L’épaisseur minimale (5 mm) de l’os pariétal se trouve au niveau antérieur, à proximité de la zone coronale. La plus grande épaisseur se situe au niveau du torus angularis (12 mm). On retrouve une épaisseur identique au niveau de l’angle postéro-supérieur. L’épaisseur diminue graduellement vers l’avant. Au niveau de la suture pétreuse, l’os mesure 7 mm d’épaisseur.

V.1.2.2 La face endocrânienne

Le réseau vasculaire méningé moyen a été relativement bien préservé au niveau de la zone postérieure (figure 87). Antérieurement, les empreintes des vaisseaux ont constitué des points de moindre résistance pour l’os. Certaines fractures suivent le grand axe de ces empreintes.

Le rameau postérieur est bien conservé. Plusieurs collatérales se sont individualisées. Les empreintes des circonvolutions sont nettes dans la portion antérieure du pariétal.

Figure 86 : Bloc pariéto-temporsphénoïde gauche de BSV 2, vue supérieure (A), latérale (B)

C A

Figure 87 : BSV 2 ; Bloc pariéto-temporal-sphénoïde, vue endocrânienne ; En gris sur le bord antérieur : fragments en position incertaine ; Echelle : 10 mm.
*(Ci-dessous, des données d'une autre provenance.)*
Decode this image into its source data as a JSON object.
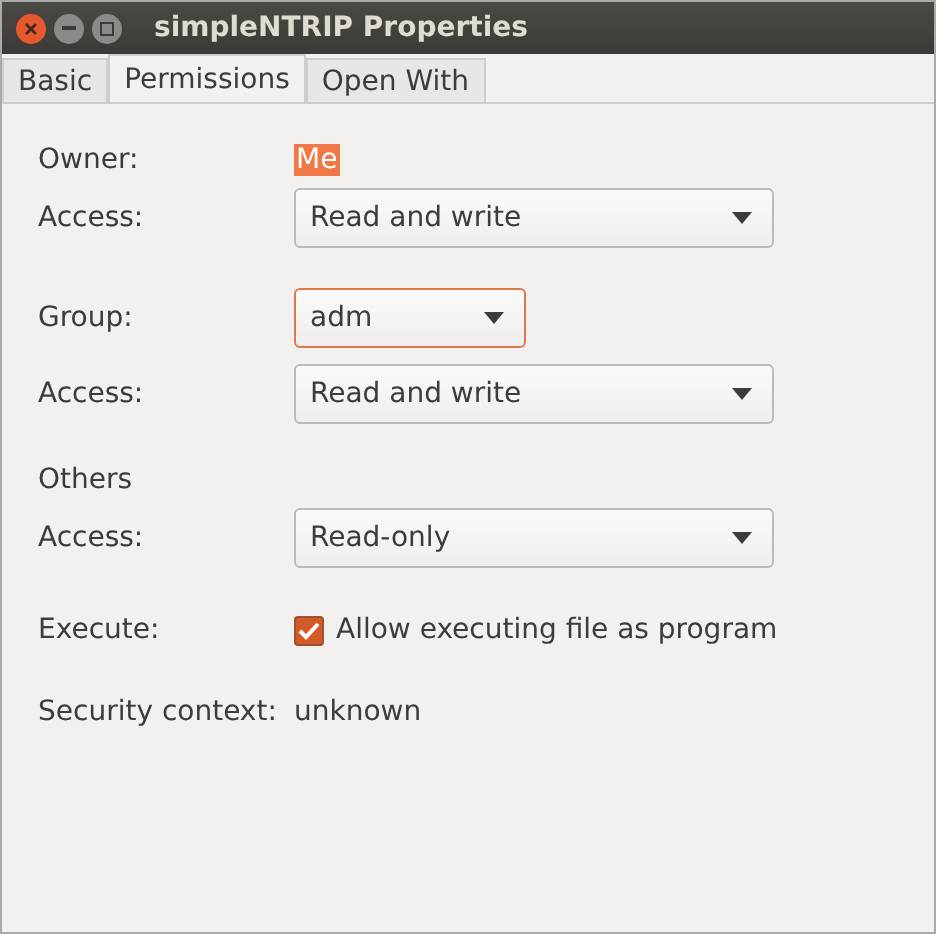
{
  "window": {
    "title": "simpleNTRIP Properties"
  },
  "tabs": [
    {
      "label": "Basic",
      "selected": false
    },
    {
      "label": "Permissions",
      "selected": true
    },
    {
      "label": "Open With",
      "selected": false
    }
  ],
  "rows": [
    {
      "kind": "owner",
      "label": "Owner:",
      "value": "Me",
      "highlighted": true
    },
    {
      "kind": "dropdown",
      "label": "Access:",
      "value": "Read and write",
      "focused": false
    },
    {
      "kind": "group",
      "label": "Group:",
      "value": "adm",
      "focused": true
    },
    {
      "kind": "dropdown",
      "label": "Access:",
      "value": "Read and write",
      "focused": false
    },
    {
      "kind": "heading",
      "label": "Others"
    },
    {
      "kind": "dropdown",
      "label": "Access:",
      "value": "Read-only",
      "focused": false
    },
    {
      "kind": "checkbox",
      "label": "Execute:",
      "value": "Allow executing file as program",
      "checked": true
    },
    {
      "kind": "info",
      "label": "Security context:",
      "value": "unknown"
    }
  ]
}
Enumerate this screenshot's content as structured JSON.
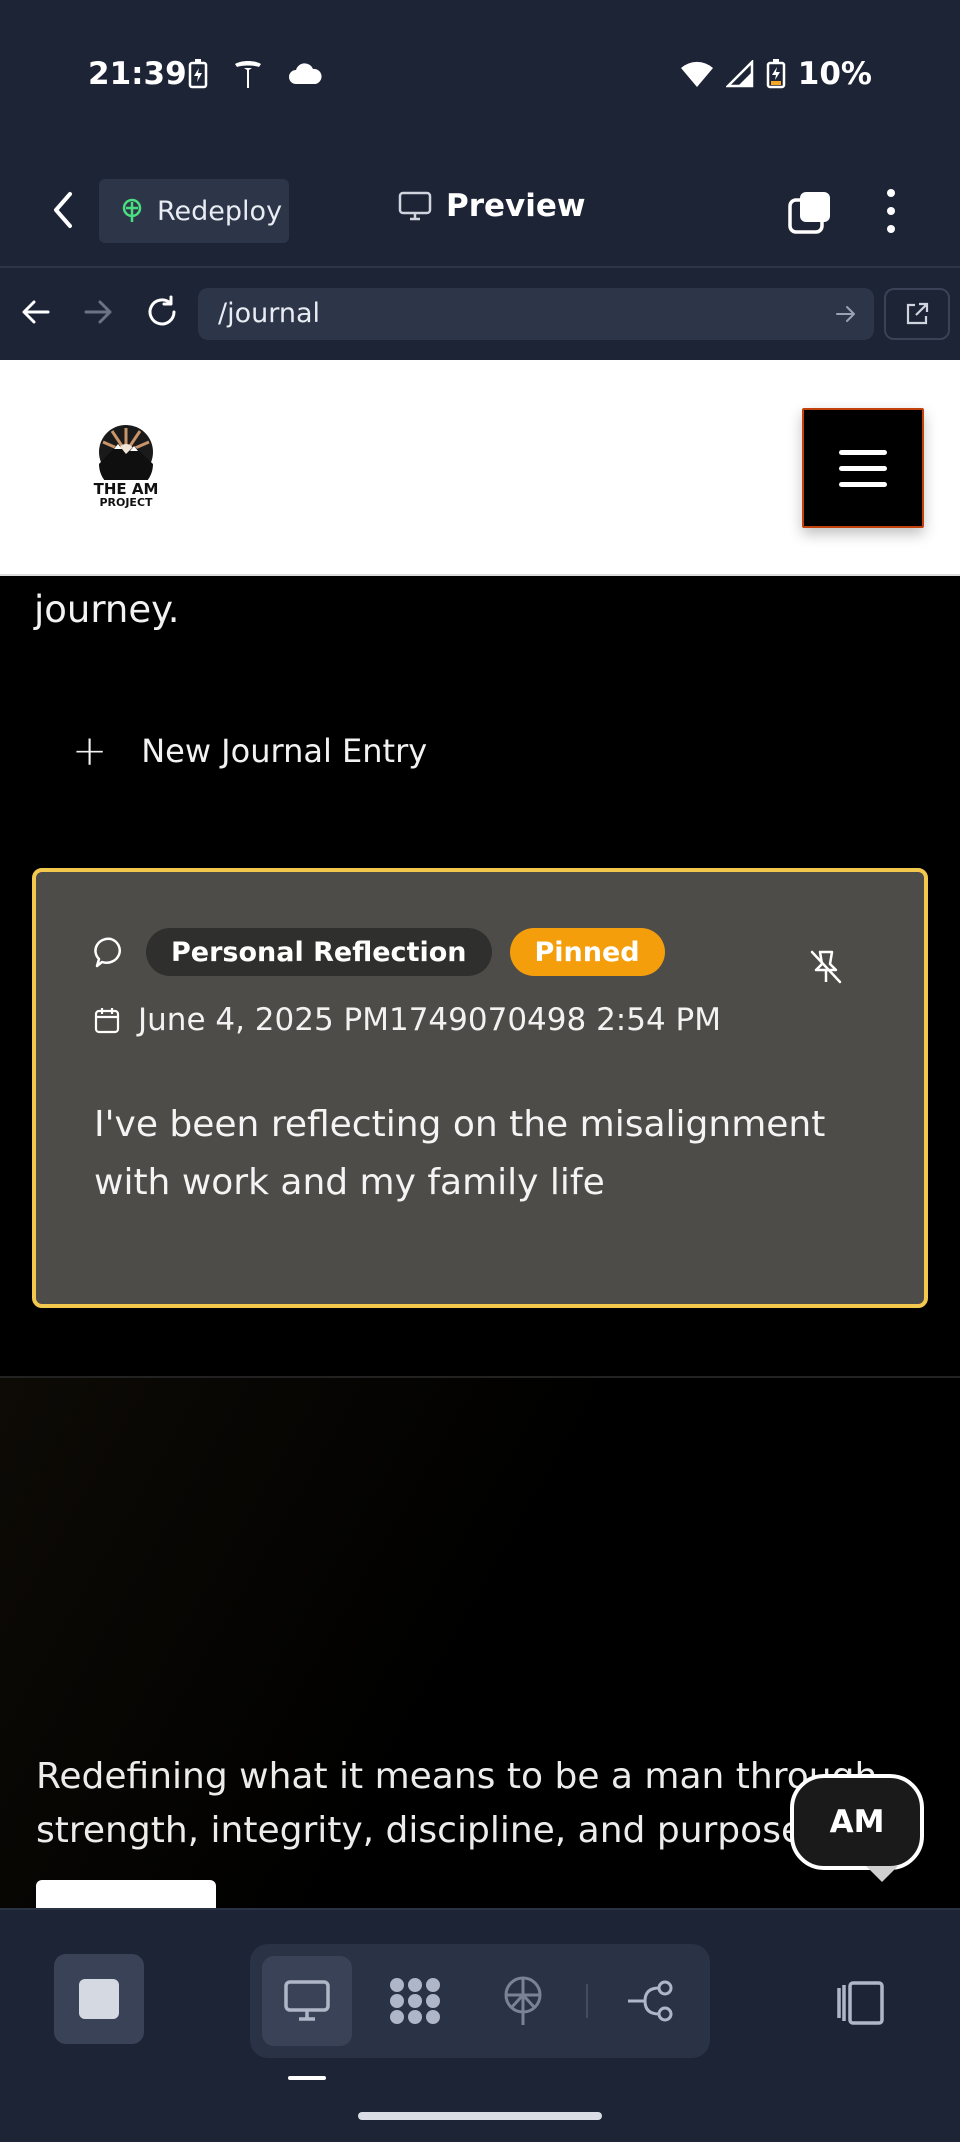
{
  "status_bar": {
    "time": "21:39",
    "battery": "10%",
    "icons_left": [
      "battery-charging-icon",
      "tesla-icon",
      "cloud-icon"
    ],
    "icons_right": [
      "wifi-icon",
      "cell-signal-icon",
      "battery-icon"
    ]
  },
  "toolbar": {
    "redeploy_label": "Redeploy",
    "preview_label": "Preview"
  },
  "browser": {
    "url": "/journal"
  },
  "site": {
    "logo_line1": "THE AM",
    "logo_line2": "PROJECT",
    "intro_tail": "journey.",
    "new_entry_label": "New Journal Entry"
  },
  "entry": {
    "category": "Personal Reflection",
    "pinned_label": "Pinned",
    "date": "June 4, 2025 PM1749070498 2:54 PM",
    "body": "I've been reflecting on the misalignment with work and my family life"
  },
  "footer": {
    "tagline": "Redefining what it means to be a man through strength, integrity, discipline, and purpose."
  },
  "chat": {
    "avatar_label": "AM"
  },
  "colors": {
    "app_bg": "#1d2436",
    "surface": "#2d3548",
    "card_bg": "#4d4c48",
    "card_border": "#f2c94c",
    "pinned_badge": "#f59e0b",
    "menu_border": "#c2410c"
  }
}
V.1.2.3 Présence d’un chignon occipital sur Biache-Saint-Vaast 2

La non conservation de la portion sagittale de l’écaille pariétale et l’absence de l’os occipital empêchent d’affirmer la présence d’un chignon occipital.

Nous émettons l’hypothèse que Biache-Saint-Vaast 2 possédait un chignon occipital avec une dépression pré-lambdatique pour deux raisons :

1/ Le spécimen Biache-Saint-Vaast 1 est contemporain de Biache-Saint-Vaast 2 (TUFFREAU, 1988) et présente un chignon occipital (ROUGIER, 2003) ;

2/ Le bord postéro-supérieur du fragment pariétal de BSV 2 présente un changement de courbure au niveau de la suture lambdatique gauche (figure 88).

Nous ne pouvons affirmer que BSV 2 ait possédé un chignon occipital, mais il est aussi impossible d’affirmer qu’il n’y en ait pas eu. L’attribution de ce caractère à BSV 2 est liée à son appartenance phylétique. Alors que sa présence correspondrait à une apomorphie néandertalienne (HEIM, 1986) son absence correspondrait à un Homo heidelbergensis, chez qui ce caractère n’est pas tout le temps présent (absence chez Sima de los Huesos 5, mais présence chez Petralona).

Nous validerons ou invaliderons cette hypothèse lors de la reconstruction du crâne du spécimen, après avoir comparé ces fragments à des spécimens des deux espèces.

Figure 88: Début de la dépression pré-lambdatique de Biache-Saint-Vaast 2.

V.1.2.4 Suggestion de modification de l’assemblage de l’os pariétal gauche de Biache-Saint-Vaast 2

Tout comme pour l’os frontal, nous estimons que l’assemblage des fragments de l’os pariétal a généré une mauvaise articulation des deux fragments antérieurs de la portion reconstituée. Ceci est observable avec un changement marqué de la courbure longitudinale au niveau antérieur de la reconstruction. Les deux fragments concernés présentent une

orientation antérieure trop externe (figure 89). Nous remédierons à cette déformation lors de la reconstitution virtuelle de Biache-Saint-Vaast 2.

Figure 89 : Bloc pariéto-temporal-sphénoïde de Biache-Saint-Vaast 2, vue inférieure. Fragments mal articulés.